BIG PHARMA'S DISMAL DEVELOPMENT FORECAST IS HARDLY a secret. Drugs worth some $20 billion are going off patent in 2006, and most observers see too few drug candidates emerging
to replace them. In the face of new generic competition, says Barbara Ryan, pharmaceuticals analyst at Deutsche Bank, "US-based
companies don't really appear to have enough new drug candidates coming on-stream to allow these companies to grow."
In vivo animal imaging is one of many technologies Gene Logic uses to discover how drug candidates react in different biological
What companies do have is an enormous backlog of stalled drug compounds, or "dead drugs," as they are sometimes called. Nine
of 10 drugs that enter human trials are "discontinued," as the industry delicately puts it, sometimes for safety reasons,
but often after they fail to reach just one or two crucial clinical endpoints. Uncounted thousands of such compounds have
been shelved at pharmaceutical companies large and small. Most never return to the clinic.
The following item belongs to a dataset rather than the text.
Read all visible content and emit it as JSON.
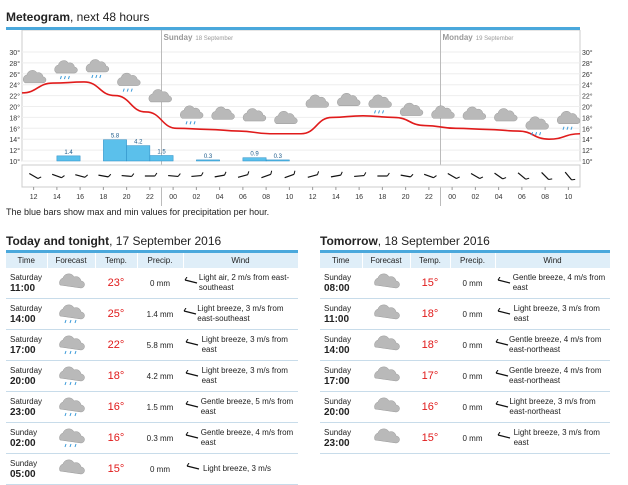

Companies that are willing to talk about these drugs at all say they would love to repurpose them—to look for new clinical
targets, or even to chemically modify compounds in order to reduce safety hazards or increase efficacy. But, to judge by company
practices, most drug developers see shelving inactive drug candidates as a solid business decision. Ignoring the once promising
compounds frees up R&D resources for drugs that are still in the pipeline.
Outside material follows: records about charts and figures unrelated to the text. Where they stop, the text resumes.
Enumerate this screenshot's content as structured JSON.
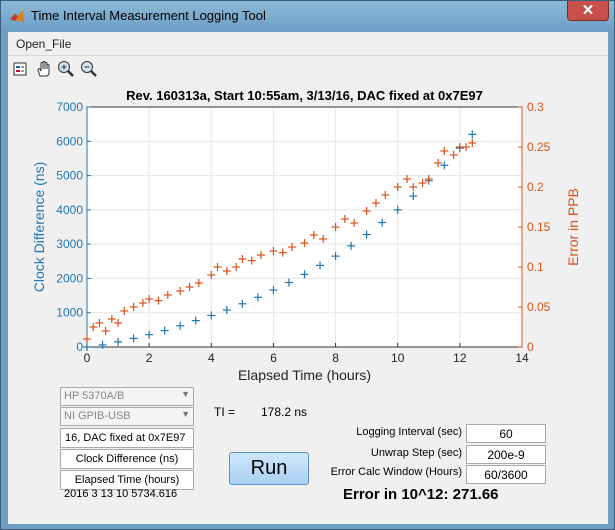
{
  "window": {
    "title": "Time Interval Measurement Logging Tool",
    "close": "✕"
  },
  "menu": {
    "open_file": "Open_File"
  },
  "toolbar": [
    "insert-legend",
    "pan",
    "zoom-in",
    "zoom-out"
  ],
  "colors": {
    "left_axis": "#1f77b4",
    "right_axis": "#d95319",
    "grid": "#e6e6e6"
  },
  "chart_data": {
    "type": "scatter",
    "title": "Rev. 160313a, Start 10:55am, 3/13/16, DAC fixed at 0x7E97",
    "xlabel": "Elapsed Time (hours)",
    "ylabel_left": "Clock Difference (ns)",
    "ylabel_right": "Error in PPB",
    "xlim": [
      0,
      14
    ],
    "ylim_left": [
      0,
      7000
    ],
    "ylim_right": [
      0,
      0.3
    ],
    "x_ticks": [
      "0",
      "2",
      "4",
      "6",
      "8",
      "10",
      "12",
      "14"
    ],
    "y_ticks_left": [
      "0",
      "1000",
      "2000",
      "3000",
      "4000",
      "5000",
      "6000",
      "7000"
    ],
    "y_ticks_right": [
      "0",
      "0.05",
      "0.1",
      "0.15",
      "0.2",
      "0.25",
      "0.3"
    ],
    "grid": "on",
    "series": [
      {
        "axis": "left",
        "marker": "+",
        "color": "#1f77b4",
        "x": [
          0,
          0.5,
          1,
          1.5,
          2,
          2.5,
          3,
          3.5,
          4,
          4.5,
          5,
          5.5,
          6,
          6.5,
          7,
          7.5,
          8,
          8.5,
          9,
          9.5,
          10,
          10.5,
          11,
          11.5,
          12,
          12.4
        ],
        "y": [
          0,
          60,
          150,
          250,
          360,
          480,
          620,
          770,
          920,
          1080,
          1260,
          1450,
          1660,
          1880,
          2120,
          2380,
          2650,
          2950,
          3280,
          3630,
          4000,
          4400,
          4850,
          5300,
          5800,
          6200
        ]
      },
      {
        "axis": "right",
        "marker": "+",
        "color": "#d95319",
        "x": [
          0,
          0.2,
          0.4,
          0.6,
          0.8,
          1.0,
          1.2,
          1.5,
          1.8,
          2.0,
          2.3,
          2.6,
          3.0,
          3.3,
          3.6,
          4.0,
          4.2,
          4.5,
          4.8,
          5.0,
          5.3,
          5.6,
          6.0,
          6.3,
          6.6,
          7.0,
          7.3,
          7.6,
          8.0,
          8.3,
          8.6,
          9.0,
          9.3,
          9.6,
          10.0,
          10.3,
          10.5,
          10.8,
          11.0,
          11.3,
          11.5,
          11.8,
          12.0,
          12.2,
          12.4
        ],
        "y": [
          0.01,
          0.025,
          0.03,
          0.02,
          0.035,
          0.03,
          0.045,
          0.05,
          0.055,
          0.06,
          0.058,
          0.065,
          0.07,
          0.075,
          0.08,
          0.09,
          0.1,
          0.095,
          0.1,
          0.11,
          0.108,
          0.115,
          0.12,
          0.118,
          0.125,
          0.13,
          0.14,
          0.135,
          0.15,
          0.16,
          0.155,
          0.17,
          0.18,
          0.19,
          0.2,
          0.21,
          0.2,
          0.205,
          0.21,
          0.23,
          0.245,
          0.24,
          0.25,
          0.25,
          0.255
        ]
      }
    ]
  },
  "controls": {
    "instrument": "HP 5370A/B",
    "interface": "NI GPIB-USB",
    "title_field": "16, DAC fixed at 0x7E97",
    "ylabel_field": "Clock Difference (ns)",
    "xlabel_field": "Elapsed Time (hours)",
    "datevec": "2016    3    13    10    5734.616",
    "ti_label": "TI =",
    "ti_value": "178.2 ns",
    "run_label": "Run",
    "logging_interval_label": "Logging  Interval (sec)",
    "logging_interval_value": "60",
    "unwrap_step_label": "Unwrap Step (sec)",
    "unwrap_step_value": "200e-9",
    "error_window_label": "Error Calc Window (Hours)",
    "error_window_value": "60/3600",
    "error_result": "Error in 10^12:  271.66"
  }
}
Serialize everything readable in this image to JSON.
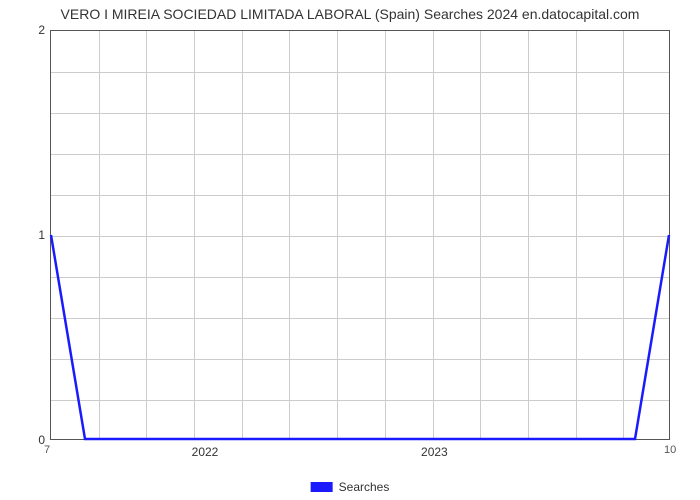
{
  "title": "VERO I MIREIA SOCIEDAD LIMITADA LABORAL (Spain) Searches 2024 en.datocapital.com",
  "chart": {
    "type": "line",
    "series_label": "Searches",
    "line_color": "#1a1aff",
    "line_width": 2.5,
    "background_color": "#ffffff",
    "grid_color": "#cccccc",
    "border_color": "#555555",
    "ylim": [
      0,
      2
    ],
    "ytick_values": [
      0,
      1,
      2
    ],
    "ytick_minor_count": 4,
    "x_categories": [
      "2022",
      "2023"
    ],
    "x_grid_count": 13,
    "points_x": [
      0.0,
      0.055,
      0.945,
      1.0
    ],
    "points_y": [
      1.0,
      0.0,
      0.0,
      1.0
    ],
    "corner_bl": "7",
    "corner_br": "10",
    "title_fontsize": 14,
    "label_fontsize": 12
  }
}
At Gene Logic—a Gaithersburg, Maryland company best known for its fee-for-service toxicogenomics screening services and drug
analyses using human-tissue databases—these discontinued drugs spell opportunity. Not only are they the foundation of a new
business unit at Gene Logic, such failed compounds may become the cornerstone of a new approach to R&D as the industry confronts
its latest productivity crisis. Most discontinued compounds are dumped after failing tests for a single indication. Such quick
clinical exits might have made sense when chemistry ruled drug development, and repurposing a drug would have meant adding
or removing a crucial chemical group on the molecule. But shelving candidates early is a poor drug-development strategy in
the biological age, Gene Logic contends. Instead of modifying stalled compounds, the company systematically tests them for
activity against hundreds of different diseases. And if they get a "hit," the stalled compound could be headed back to clinical
trials within a year.
"We let the compound tell us what it is," says Mark Gessler, Gene Logic's CEO. "If the compound is active, we can find out
what it does." Using genomics and other technologies, scientists at Gene Logic have developed a battery of tests to check
the activity of compounds against bio-markers and gene targets for more than 400 diseases. No molecule is chemically altered
to increase its chances of hitting a therapeutic target—whether the clinical trial's original one or a new one. No drug is
re-engineered. Instead, the company seeks to discover, with systematic biological screens and assays, how—if at all—a drug
interacts with a broad range of biological systems. At Gene Logic, this is known as "interrogating" a compound. Literally
asking it how it reacts biologically.
The idea is to do systematically in the laboratory for many compounds what happens serendipitously during clinical trials
and practice for a few. Viagra (sildenafil), Botox (botulinum), and even thalidomide, for instance, have become successful
drugs when they proved effective for indications their creators did not anticipate. Why shouldn't unanticipated applications
rescue compounds that never made it out of the clinic?